What other trade barriers does Turkey have?
'Only growers are permitted to import horticultural products into Turkey (so you must actually have a nursery), which must also apply for a permit from the Turkish Ministry of Agriculture. These importing growers can build up an import-free base, which strengthens their position and makes importing easier.
How does the total package of import measures work in practice?
'The package of measures affects the Turkish horticultural sector in four different ways. The most important consequence is that a select group of growers/importers has built up an import-free base. They are mostly trade growers who not only import but also export to companies in Eurasia.
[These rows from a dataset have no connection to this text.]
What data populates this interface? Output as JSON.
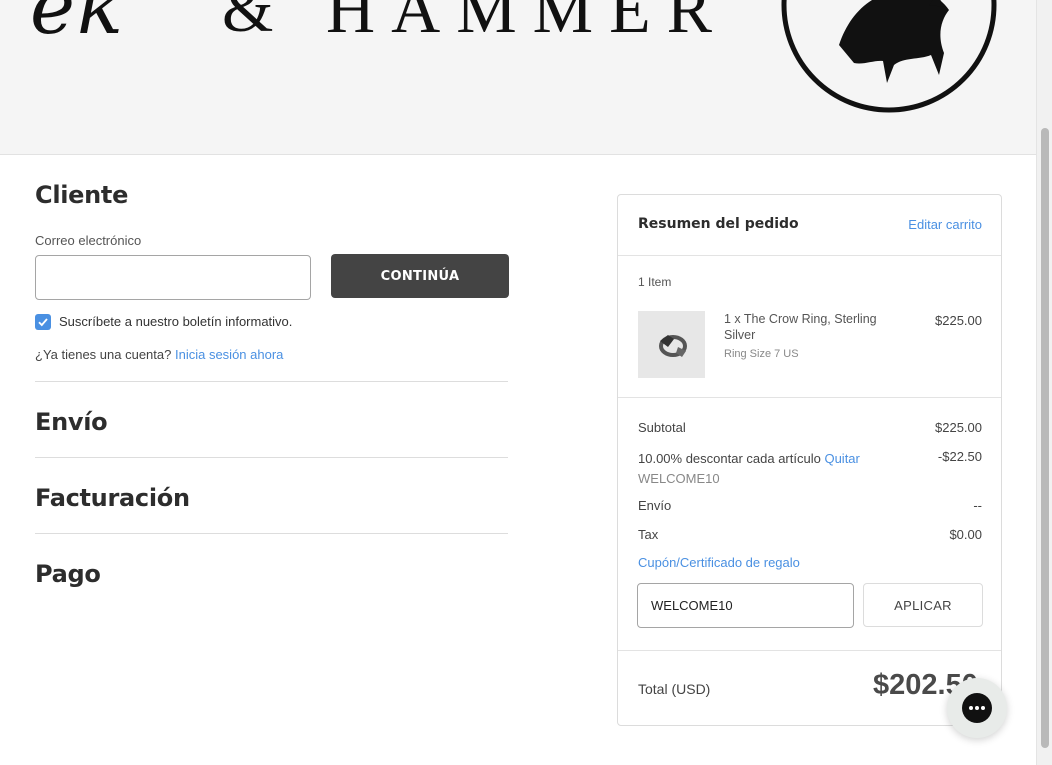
{
  "header": {
    "logo_script": "ek",
    "logo_amp": "&",
    "logo_word": "HAMMER"
  },
  "customer": {
    "title": "Cliente",
    "email_label": "Correo electrónico",
    "email_value": "",
    "continue_label": "CONTINÚA",
    "newsletter_label": "Suscríbete a nuestro boletín informativo.",
    "newsletter_checked": true,
    "account_prompt": "¿Ya tienes una cuenta?",
    "signin_label": "Inicia sesión ahora"
  },
  "sections": {
    "shipping": "Envío",
    "billing": "Facturación",
    "payment": "Pago"
  },
  "summary": {
    "title": "Resumen del pedido",
    "edit_cart": "Editar carrito",
    "item_count": "1 Item",
    "item": {
      "name": "1 x The Crow Ring, Sterling Silver",
      "option": "Ring Size 7 US",
      "price": "$225.00"
    },
    "subtotal_label": "Subtotal",
    "subtotal_value": "$225.00",
    "discount_label": "10.00% descontar cada artículo",
    "discount_remove": "Quitar",
    "discount_code": "WELCOME10",
    "discount_value": "-$22.50",
    "shipping_label": "Envío",
    "shipping_value": "--",
    "tax_label": "Tax",
    "tax_value": "$0.00",
    "coupon_label": "Cupón/Certificado de regalo",
    "coupon_value": "WELCOME10",
    "apply_label": "APLICAR",
    "total_label": "Total (USD)",
    "total_value": "$202.50"
  },
  "colors": {
    "accent": "#4a90e2",
    "button_dark": "#444444",
    "header_bg": "#f5f5f5"
  },
  "icons": {
    "checkbox": "checkmark-icon",
    "chat": "chat-ellipsis-icon",
    "seal": "crow-seal-icon"
  }
}
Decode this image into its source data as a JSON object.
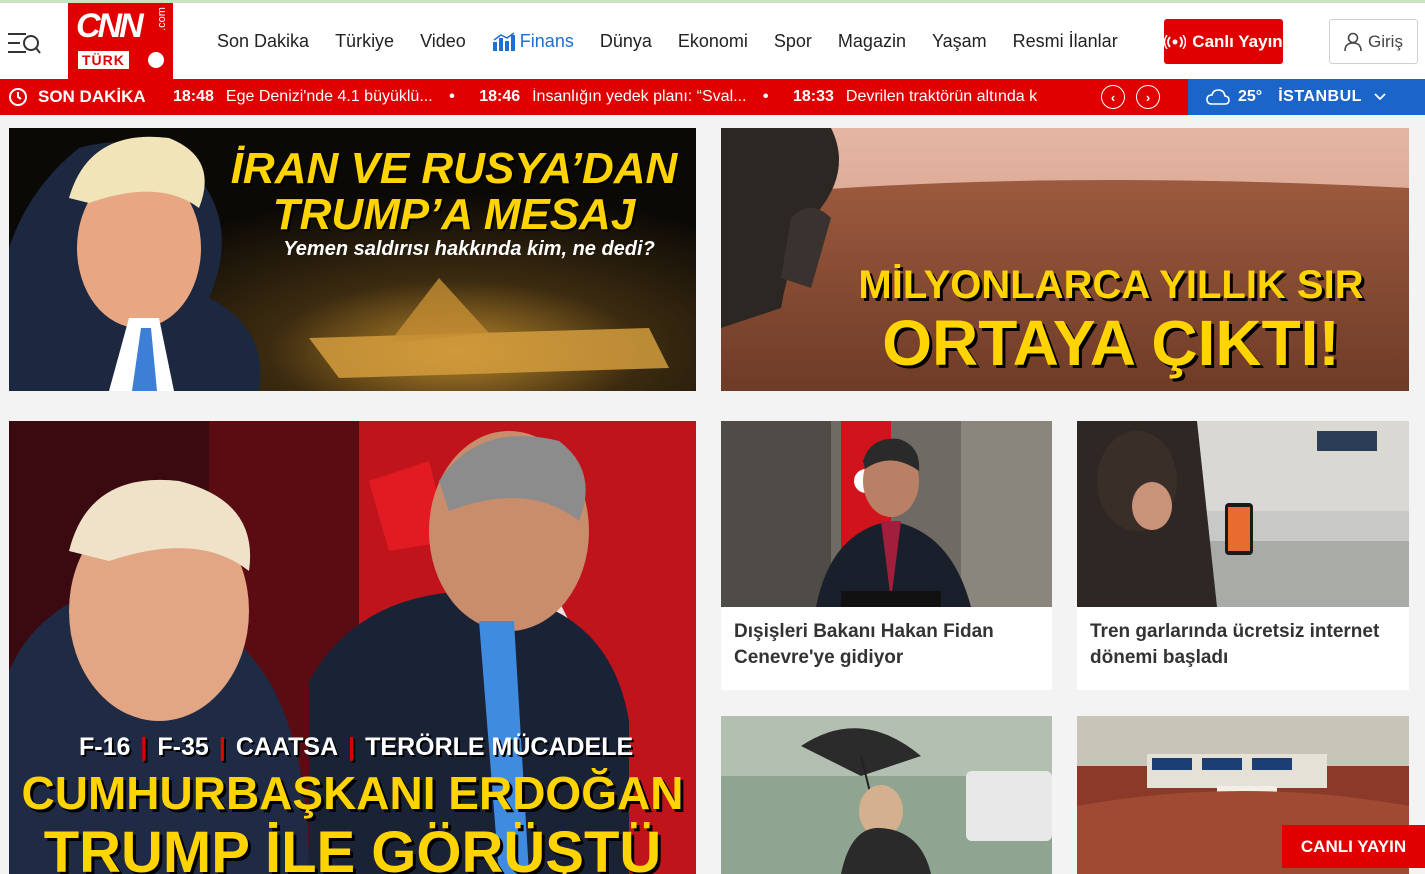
{
  "header": {
    "logo_main": "CNN",
    "logo_sub": "TÜRK",
    "logo_com": ".com",
    "nav": [
      {
        "label": "Son Dakika"
      },
      {
        "label": "Türkiye"
      },
      {
        "label": "Video"
      },
      {
        "label": "Finans"
      },
      {
        "label": "Dünya"
      },
      {
        "label": "Ekonomi"
      },
      {
        "label": "Spor"
      },
      {
        "label": "Magazin"
      },
      {
        "label": "Yaşam"
      },
      {
        "label": "Resmi İlanlar"
      }
    ],
    "live_label": "Canlı Yayın",
    "login_label": "Giriş"
  },
  "ticker": {
    "label": "SON DAKİKA",
    "items": [
      {
        "time": "18:48",
        "text": "Ege Denizi'nde 4.1 büyüklü..."
      },
      {
        "time": "18:46",
        "text": "İnsanlığın yedek planı: “Sval..."
      },
      {
        "time": "18:33",
        "text": "Devrilen traktörün altında k"
      }
    ],
    "separator": "•"
  },
  "weather": {
    "temp": "25°",
    "city": "İSTANBUL"
  },
  "banners": {
    "left": {
      "line1": "İRAN VE RUSYA’DAN",
      "line2": "TRUMP’A MESAJ",
      "line3": "Yemen saldırısı hakkında kim, ne dedi?"
    },
    "right": {
      "line1": "MİLYONLARCA YILLIK SIR",
      "line2": "ORTAYA ÇIKTI!"
    }
  },
  "main_story": {
    "tags": [
      "F-16",
      "F-35",
      "CAATSA",
      "TERÖRLE MÜCADELE"
    ],
    "line1": "CUMHURBAŞKANI ERDOĞAN",
    "line2": "TRUMP İLE GÖRÜŞTÜ"
  },
  "cards": [
    {
      "title": "Dışişleri Bakanı Hakan Fidan Cenevre'ye gidiyor"
    },
    {
      "title": "Tren garlarında ücretsiz internet dönemi başladı"
    }
  ],
  "float_live": "CANLI YAYIN",
  "colors": {
    "brand_red": "#e00000",
    "weather_blue": "#1b64c8",
    "finans_blue": "#1d6fd4",
    "headline_yellow": "#ffd400"
  }
}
They actually determine which domestic and import products reach the Turkish market and which products are exported. The threshold to becoming an importer is high because of the required permit, the import levies and the import-free base that has to be built up.
The second important consequence is that due to the trade restrictions, Turkish growers are not stimulated externally to improve and expand their production or to innovate. The products that they produce are always sold - as there is nothing better.
The third consequence is that consumers have less choice and
have to accept the quality of the horticultural products on offer.
This is a wasted opportunity since the Turkish economy continues to
grow year in and year out, and research has shown that consumers
are always prepared to spend money on horticultural products.
Finally, the measures encourage 'alternative trade solutions': flowering plants are supplied immature, for example, so they can be imported as green plants.
How likely is this situation to change?
'Very. The Turkey/Eurasia programme started by analysing the market (Turkey/Eurasia), gathering knowledge and constructing a local network. In our contacts with the Turkish pressure groups, we have managed to convince both growers and the export organisation that lowering the trade barriers is important for the development of the Turkish horticultural sector. In other words, if we strengthen each other in terms of knowledge, expertise and networks, the horticultural business in Turkey and Eurasia will grow: that benefits both Royal FloraHolland and its members and customers and Turkish entrepreneurs.
That got us into the position of negotiating directly with the responsible ministries - and independent of political influences - about lowering the trade barriers. And we were successful. On October 3, Turkish pressure groups and Royal FloraHolland signed a covenant in the presence of Lucas Vos (former CEO Royal FloraHolland) and the Turkish Minister of Economic Affairs, which described how the Turkish horticultural sector and Royal FloraHolland are going to collaborate to raise the level of the agricultural sector and realise the joint ambitions to remove the trade barriers.